We have found parts of these computations to be especially subtle, so we include some tests of the consistency of the computations involved as well, which may be run as follows.
sage -python s_matrix_test.py
Finally, the following commands take as input the results of the \(\mathbf{S}\) matrix calculations and the index of the irreducible representation in question, and verify the positivity condition for each of the two irreps in question.
sage -python script_check_positivity.py 2 0 0 0 0 -2 --ssyt_basis_index=0 sage -python script_check_positivity.py 3 0 0 0 0 -3 --ssyt_basis_index=1
The ssyt_basis_index flag indicates an index in the relevant subspace basis, which is indexed by semistandard Young tableaux, to be used. When the chosen basis element projects to zero under the projection mentioned above, positivity cannot be verified using that element, which is why the flag must be changed in the second command.
Finally, since the last command above is very expensive (it runs in 3-4 days for me), we provide a simple mechanism to distribute the computation. To do this, we first run the following sequence of commands. The sizes of the "slices" below may be varied, and the number of these commands running on a given computer should not exceed the number of CPU cores the computer has.
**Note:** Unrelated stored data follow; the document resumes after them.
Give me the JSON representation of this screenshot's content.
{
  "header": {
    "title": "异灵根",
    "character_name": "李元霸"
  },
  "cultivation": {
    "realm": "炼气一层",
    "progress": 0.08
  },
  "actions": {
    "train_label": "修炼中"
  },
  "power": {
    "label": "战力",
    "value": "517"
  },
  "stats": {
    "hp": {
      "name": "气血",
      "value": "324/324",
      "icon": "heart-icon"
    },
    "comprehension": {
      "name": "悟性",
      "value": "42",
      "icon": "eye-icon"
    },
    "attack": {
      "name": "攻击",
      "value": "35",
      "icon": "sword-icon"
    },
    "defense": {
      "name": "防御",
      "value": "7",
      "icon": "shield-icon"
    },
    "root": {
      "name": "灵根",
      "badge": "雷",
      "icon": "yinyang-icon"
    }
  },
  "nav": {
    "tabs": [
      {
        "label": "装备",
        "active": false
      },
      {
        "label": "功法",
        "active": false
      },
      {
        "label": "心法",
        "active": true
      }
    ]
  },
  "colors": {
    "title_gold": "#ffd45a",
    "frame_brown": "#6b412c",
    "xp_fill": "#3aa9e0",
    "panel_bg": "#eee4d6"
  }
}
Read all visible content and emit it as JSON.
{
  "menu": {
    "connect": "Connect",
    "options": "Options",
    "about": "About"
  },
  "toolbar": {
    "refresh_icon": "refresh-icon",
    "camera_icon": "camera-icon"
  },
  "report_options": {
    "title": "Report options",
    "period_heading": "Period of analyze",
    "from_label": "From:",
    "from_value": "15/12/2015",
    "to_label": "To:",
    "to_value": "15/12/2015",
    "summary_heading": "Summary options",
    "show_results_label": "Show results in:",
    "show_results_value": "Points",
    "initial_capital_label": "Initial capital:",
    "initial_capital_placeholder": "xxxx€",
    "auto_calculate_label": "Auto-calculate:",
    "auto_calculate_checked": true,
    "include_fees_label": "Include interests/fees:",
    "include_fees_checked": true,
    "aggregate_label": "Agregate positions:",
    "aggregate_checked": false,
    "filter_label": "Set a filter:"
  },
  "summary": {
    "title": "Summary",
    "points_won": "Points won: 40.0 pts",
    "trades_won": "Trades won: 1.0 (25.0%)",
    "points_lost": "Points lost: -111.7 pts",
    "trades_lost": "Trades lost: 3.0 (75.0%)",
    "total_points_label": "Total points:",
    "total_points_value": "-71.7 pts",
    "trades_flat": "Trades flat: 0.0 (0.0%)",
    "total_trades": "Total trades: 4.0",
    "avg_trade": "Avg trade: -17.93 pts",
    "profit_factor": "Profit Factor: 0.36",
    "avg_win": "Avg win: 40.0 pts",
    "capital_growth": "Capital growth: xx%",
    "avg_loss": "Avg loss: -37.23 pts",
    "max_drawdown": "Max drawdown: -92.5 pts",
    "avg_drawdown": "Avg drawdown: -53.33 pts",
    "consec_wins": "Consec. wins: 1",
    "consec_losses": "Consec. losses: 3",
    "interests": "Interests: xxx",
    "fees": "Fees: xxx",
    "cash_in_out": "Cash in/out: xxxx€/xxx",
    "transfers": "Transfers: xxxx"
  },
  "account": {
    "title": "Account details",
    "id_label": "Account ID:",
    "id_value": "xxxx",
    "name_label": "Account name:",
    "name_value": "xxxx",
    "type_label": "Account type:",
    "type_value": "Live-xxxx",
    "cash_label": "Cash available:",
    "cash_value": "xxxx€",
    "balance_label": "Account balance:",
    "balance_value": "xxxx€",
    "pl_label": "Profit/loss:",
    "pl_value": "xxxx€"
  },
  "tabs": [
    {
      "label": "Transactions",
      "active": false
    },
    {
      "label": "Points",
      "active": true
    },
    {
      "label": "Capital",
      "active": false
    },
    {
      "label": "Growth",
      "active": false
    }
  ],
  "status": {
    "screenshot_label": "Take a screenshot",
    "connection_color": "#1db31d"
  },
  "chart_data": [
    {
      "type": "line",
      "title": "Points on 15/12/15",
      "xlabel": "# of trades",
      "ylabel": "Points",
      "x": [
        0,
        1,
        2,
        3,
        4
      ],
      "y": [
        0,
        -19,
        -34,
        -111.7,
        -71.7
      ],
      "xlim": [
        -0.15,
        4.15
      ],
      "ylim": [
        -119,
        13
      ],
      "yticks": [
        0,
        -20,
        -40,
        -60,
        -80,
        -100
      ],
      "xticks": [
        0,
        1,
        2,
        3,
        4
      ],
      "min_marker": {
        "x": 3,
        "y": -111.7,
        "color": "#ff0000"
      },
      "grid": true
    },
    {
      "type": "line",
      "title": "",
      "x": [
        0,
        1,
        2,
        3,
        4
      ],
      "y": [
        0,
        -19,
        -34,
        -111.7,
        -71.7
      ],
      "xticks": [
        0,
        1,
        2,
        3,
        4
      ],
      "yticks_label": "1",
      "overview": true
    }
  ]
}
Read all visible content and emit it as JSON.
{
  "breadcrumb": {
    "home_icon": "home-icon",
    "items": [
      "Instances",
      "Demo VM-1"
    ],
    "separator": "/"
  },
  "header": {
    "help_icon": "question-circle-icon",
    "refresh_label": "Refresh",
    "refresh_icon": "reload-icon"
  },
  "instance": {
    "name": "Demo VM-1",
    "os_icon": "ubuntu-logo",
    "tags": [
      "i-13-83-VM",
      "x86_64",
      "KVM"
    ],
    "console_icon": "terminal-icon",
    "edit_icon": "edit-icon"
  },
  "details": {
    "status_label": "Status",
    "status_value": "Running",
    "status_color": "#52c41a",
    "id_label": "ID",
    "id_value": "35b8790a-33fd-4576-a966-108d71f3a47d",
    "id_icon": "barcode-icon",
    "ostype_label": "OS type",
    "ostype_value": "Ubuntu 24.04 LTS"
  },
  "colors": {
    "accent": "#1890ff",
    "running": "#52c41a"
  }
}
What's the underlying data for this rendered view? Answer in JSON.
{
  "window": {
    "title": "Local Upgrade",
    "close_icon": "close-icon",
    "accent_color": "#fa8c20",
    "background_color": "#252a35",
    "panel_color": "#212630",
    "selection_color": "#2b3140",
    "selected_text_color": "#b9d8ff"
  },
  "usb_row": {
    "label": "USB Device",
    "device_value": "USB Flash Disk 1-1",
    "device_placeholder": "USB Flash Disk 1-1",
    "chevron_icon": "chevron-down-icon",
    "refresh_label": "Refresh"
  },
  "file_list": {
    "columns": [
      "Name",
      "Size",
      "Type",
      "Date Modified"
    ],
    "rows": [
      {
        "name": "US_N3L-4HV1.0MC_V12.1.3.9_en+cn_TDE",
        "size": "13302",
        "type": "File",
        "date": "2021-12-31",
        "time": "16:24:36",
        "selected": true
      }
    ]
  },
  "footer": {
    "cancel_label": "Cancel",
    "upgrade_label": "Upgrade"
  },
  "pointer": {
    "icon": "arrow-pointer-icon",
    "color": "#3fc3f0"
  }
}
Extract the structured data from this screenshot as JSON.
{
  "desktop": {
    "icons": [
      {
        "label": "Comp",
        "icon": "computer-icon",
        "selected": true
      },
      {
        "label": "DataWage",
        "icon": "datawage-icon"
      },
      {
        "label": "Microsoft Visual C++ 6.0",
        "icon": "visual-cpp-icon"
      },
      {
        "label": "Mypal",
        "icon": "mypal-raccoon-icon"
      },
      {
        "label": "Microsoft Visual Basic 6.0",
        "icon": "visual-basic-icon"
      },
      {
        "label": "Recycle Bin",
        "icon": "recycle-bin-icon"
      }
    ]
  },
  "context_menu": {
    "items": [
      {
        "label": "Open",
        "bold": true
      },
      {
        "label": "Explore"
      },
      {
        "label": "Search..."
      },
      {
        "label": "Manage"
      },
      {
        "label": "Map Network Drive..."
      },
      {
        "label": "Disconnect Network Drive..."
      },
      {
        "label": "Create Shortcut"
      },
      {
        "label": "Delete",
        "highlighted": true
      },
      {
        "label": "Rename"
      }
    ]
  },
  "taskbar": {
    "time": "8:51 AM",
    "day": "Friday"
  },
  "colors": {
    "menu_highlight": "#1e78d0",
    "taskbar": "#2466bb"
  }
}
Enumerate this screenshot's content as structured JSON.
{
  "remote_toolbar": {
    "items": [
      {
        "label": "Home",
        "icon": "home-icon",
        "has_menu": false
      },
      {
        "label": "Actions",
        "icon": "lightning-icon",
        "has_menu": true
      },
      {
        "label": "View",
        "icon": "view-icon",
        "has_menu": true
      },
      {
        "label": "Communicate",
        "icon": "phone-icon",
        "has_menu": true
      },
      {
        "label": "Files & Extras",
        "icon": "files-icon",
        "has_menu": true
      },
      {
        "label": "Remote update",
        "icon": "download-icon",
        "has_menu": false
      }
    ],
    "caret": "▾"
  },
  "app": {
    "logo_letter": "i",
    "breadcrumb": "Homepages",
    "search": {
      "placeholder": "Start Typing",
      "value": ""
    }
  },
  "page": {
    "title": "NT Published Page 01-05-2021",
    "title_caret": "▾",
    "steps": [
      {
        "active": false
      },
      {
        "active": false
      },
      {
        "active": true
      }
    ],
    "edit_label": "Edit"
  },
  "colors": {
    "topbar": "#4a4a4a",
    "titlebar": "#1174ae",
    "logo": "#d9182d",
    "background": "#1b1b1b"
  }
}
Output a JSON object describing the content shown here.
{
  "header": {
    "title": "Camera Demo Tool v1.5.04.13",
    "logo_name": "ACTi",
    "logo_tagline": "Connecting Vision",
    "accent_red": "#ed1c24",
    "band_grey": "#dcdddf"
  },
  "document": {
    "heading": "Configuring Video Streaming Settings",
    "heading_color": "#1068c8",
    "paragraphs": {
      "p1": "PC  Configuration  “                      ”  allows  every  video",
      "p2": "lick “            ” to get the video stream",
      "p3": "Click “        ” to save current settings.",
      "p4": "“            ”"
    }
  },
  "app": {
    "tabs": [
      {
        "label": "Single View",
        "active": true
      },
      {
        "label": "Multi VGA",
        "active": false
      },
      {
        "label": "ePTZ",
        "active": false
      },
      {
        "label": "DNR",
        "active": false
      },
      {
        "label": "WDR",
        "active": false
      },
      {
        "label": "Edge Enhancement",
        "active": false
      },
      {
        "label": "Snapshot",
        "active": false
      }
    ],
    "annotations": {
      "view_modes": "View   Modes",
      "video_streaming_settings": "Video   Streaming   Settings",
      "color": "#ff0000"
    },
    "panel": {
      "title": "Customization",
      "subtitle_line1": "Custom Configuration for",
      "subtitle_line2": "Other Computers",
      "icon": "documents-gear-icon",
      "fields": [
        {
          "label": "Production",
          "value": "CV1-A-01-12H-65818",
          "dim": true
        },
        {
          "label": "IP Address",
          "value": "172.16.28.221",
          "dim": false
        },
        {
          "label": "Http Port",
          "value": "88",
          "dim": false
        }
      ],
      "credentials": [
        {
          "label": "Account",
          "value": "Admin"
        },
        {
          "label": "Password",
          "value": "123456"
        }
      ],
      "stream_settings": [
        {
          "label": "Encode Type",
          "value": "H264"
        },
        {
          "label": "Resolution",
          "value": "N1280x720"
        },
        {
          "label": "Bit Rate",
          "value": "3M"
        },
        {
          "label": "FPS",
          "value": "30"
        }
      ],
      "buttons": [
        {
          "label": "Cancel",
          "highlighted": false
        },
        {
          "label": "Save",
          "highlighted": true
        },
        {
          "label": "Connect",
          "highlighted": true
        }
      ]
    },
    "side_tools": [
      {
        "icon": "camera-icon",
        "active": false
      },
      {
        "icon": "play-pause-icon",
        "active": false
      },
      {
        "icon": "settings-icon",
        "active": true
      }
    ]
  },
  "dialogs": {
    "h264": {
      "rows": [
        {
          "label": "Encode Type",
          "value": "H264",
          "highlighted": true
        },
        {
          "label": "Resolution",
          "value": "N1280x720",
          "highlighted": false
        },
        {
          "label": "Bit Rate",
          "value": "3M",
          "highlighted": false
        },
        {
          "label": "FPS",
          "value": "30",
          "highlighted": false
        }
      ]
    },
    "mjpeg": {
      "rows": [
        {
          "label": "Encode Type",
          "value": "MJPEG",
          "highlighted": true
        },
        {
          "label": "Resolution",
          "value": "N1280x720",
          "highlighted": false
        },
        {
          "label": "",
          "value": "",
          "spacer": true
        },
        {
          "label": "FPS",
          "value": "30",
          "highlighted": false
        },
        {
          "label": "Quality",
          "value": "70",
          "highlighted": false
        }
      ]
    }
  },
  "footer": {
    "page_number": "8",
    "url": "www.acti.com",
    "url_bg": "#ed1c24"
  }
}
The computations may also be distributed across several computers and then collected with the help of a source control system like git.
mkdir out nohup sage -python script_check_positivity.py 3 0 0 0 0 -3 --ssyt_basis_index=1 --outer_slice=0:10 > out/pos_3_0_0_0_0_-3__0-10.out 2>&1 & nohup sage -python script_check_positivity.py 3 0 0 0 0 -3 --ssyt_basis_index=1 --outer_slice=10:20 > out/pos_3_0_0_0_0_-3__10-20.out 2>&1 & nohup sage -python script_check_positivity.py 3 0 0 0 0 -3 --ssyt_basis_index=1 --outer_slice=20:30 > out/pos_3_0_0_0_0_-3__20-30.out 2>&1 & ... nohup sage -python script_check_positivity.py 3 0 0 0 0 -3 --ssyt_basis_index=1 --outer_slice=170:180 > out/pos_3_0_0_0_0_-3__170-180.out 2>&1 & sage -python script_merge_check_positivity_results.py out/pos_3_0_0_0_0_-3__*.out
The last command above, provided the others have finished executing (as written they will run in the background), will produce the same final output as the non-distributed version from before.